Training, 12/10/2011 Rebuttal I Warwick Debating Society Proudly sponsored by
The basics What is rebuttal? • Rebuttal is responding to the arguments of the other side, and explaining why they are wrong. When you make an argument you are explaining why the audience should agree with your side, but when you make rebuttal you are explaining why the audience should not agree with the arguments of the other side. Why is rebuttal important? • Rebuttal is crucial to debating. In debating you must show both why your arguments are right AND why the other side’s arguments are wrong.

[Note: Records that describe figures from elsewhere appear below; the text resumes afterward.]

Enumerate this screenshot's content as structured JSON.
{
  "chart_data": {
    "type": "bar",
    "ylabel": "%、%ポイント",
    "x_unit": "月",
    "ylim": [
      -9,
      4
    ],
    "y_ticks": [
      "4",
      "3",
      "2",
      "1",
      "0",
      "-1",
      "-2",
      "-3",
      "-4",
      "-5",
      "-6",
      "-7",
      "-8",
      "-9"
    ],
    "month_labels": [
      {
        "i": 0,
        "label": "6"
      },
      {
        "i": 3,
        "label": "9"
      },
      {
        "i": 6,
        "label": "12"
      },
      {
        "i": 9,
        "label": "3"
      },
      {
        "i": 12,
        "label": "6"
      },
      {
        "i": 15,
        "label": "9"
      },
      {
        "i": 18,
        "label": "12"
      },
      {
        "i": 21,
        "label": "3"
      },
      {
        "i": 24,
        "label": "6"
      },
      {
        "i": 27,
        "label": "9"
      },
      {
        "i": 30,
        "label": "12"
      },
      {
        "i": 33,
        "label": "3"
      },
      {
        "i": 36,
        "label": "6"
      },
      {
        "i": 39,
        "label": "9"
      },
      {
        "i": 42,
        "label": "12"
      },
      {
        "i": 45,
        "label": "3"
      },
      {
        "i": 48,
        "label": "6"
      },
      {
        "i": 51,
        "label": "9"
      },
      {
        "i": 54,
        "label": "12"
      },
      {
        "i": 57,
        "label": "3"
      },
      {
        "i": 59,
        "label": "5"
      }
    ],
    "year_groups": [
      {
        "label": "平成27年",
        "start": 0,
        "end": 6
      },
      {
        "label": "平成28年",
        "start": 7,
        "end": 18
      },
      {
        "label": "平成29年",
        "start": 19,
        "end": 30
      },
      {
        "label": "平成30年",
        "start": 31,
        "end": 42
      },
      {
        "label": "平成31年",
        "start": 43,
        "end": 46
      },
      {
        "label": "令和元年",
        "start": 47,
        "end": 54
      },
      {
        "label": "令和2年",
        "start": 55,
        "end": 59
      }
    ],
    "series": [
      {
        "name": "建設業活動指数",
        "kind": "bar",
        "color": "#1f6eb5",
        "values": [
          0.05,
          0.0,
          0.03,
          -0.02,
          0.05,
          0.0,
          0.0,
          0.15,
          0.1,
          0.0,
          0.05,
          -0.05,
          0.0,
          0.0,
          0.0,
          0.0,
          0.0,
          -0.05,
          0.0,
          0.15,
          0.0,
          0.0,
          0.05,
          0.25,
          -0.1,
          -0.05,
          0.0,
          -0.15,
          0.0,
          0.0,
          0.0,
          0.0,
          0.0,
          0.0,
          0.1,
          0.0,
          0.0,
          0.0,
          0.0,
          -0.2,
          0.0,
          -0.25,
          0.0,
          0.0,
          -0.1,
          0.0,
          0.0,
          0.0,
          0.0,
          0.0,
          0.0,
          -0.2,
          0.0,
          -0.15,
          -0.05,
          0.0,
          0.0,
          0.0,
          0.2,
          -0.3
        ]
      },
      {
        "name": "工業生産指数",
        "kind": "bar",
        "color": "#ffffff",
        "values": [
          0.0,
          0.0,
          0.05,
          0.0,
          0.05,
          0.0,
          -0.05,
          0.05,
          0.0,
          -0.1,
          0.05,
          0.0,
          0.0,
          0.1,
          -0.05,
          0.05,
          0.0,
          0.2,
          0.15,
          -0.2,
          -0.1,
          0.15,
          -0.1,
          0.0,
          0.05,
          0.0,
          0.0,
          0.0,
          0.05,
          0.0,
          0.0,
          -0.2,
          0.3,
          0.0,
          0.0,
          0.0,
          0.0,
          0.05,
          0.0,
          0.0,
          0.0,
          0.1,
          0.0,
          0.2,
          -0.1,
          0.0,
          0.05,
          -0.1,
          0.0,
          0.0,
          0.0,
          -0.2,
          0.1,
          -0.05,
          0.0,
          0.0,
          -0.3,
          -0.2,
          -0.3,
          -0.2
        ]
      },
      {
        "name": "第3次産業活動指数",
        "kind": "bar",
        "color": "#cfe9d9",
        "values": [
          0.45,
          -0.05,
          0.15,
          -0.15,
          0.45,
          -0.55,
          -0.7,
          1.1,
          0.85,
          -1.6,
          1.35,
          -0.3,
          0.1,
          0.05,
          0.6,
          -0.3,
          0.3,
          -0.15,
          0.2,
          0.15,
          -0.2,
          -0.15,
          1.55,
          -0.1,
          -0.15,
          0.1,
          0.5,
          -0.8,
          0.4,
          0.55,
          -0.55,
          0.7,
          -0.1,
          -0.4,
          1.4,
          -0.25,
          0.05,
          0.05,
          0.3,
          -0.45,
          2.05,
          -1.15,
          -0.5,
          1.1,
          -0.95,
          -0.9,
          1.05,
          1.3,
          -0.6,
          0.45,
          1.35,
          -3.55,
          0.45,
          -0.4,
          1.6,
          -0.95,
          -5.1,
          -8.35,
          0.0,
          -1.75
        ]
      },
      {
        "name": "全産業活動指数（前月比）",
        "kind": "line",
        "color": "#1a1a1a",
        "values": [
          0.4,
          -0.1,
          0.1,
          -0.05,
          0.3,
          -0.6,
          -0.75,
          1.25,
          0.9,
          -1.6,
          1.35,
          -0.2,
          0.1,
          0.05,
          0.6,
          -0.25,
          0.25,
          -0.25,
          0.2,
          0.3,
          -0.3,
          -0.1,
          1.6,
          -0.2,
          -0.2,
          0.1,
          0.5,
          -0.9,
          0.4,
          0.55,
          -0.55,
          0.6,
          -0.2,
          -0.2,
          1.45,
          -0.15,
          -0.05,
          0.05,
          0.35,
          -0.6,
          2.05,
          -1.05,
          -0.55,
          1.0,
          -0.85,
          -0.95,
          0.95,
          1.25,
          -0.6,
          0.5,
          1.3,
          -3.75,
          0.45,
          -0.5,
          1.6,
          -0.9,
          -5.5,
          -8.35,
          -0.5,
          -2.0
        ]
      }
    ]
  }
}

How to do it • Rebuttal should take the form of “they have argued this... but we think that this is wrong because...” • e.g. They have argued that the reintroduction of the death penalty will lead to a greater deterrent. But we think this is wrong because most people who kill generally don’t think about the consequences; they are usually so angry when they kill someone that they are not thinking at all.
Things to note 1) You can show why different areas of the other side’s argument is wrong; the explanation can be wrong (i.e. the argument’s justification does not make sense); the example can be wrong (i.e. it is either irrelevant or invalid); or the link can be wrong (it is irrelevant to the debate). 2) In every speech other than the Prime Minister speech, there must be rebuttal. 3) When doing rebuttal you should try and aim for the strongest arguments that were made by the speaker before you.
How to focus your rebuttal • It is very important to focus rebuttal so that it allows to be made in the shortest possible amount of time without limiting how effective it will be. • A good way to think about focusing your rebuttal is by using the PEEL structure. • When you are listening to a point that you are intending to rebut try an single out a specific area (Explain/Example/Link) that shows why the argument is incorrect.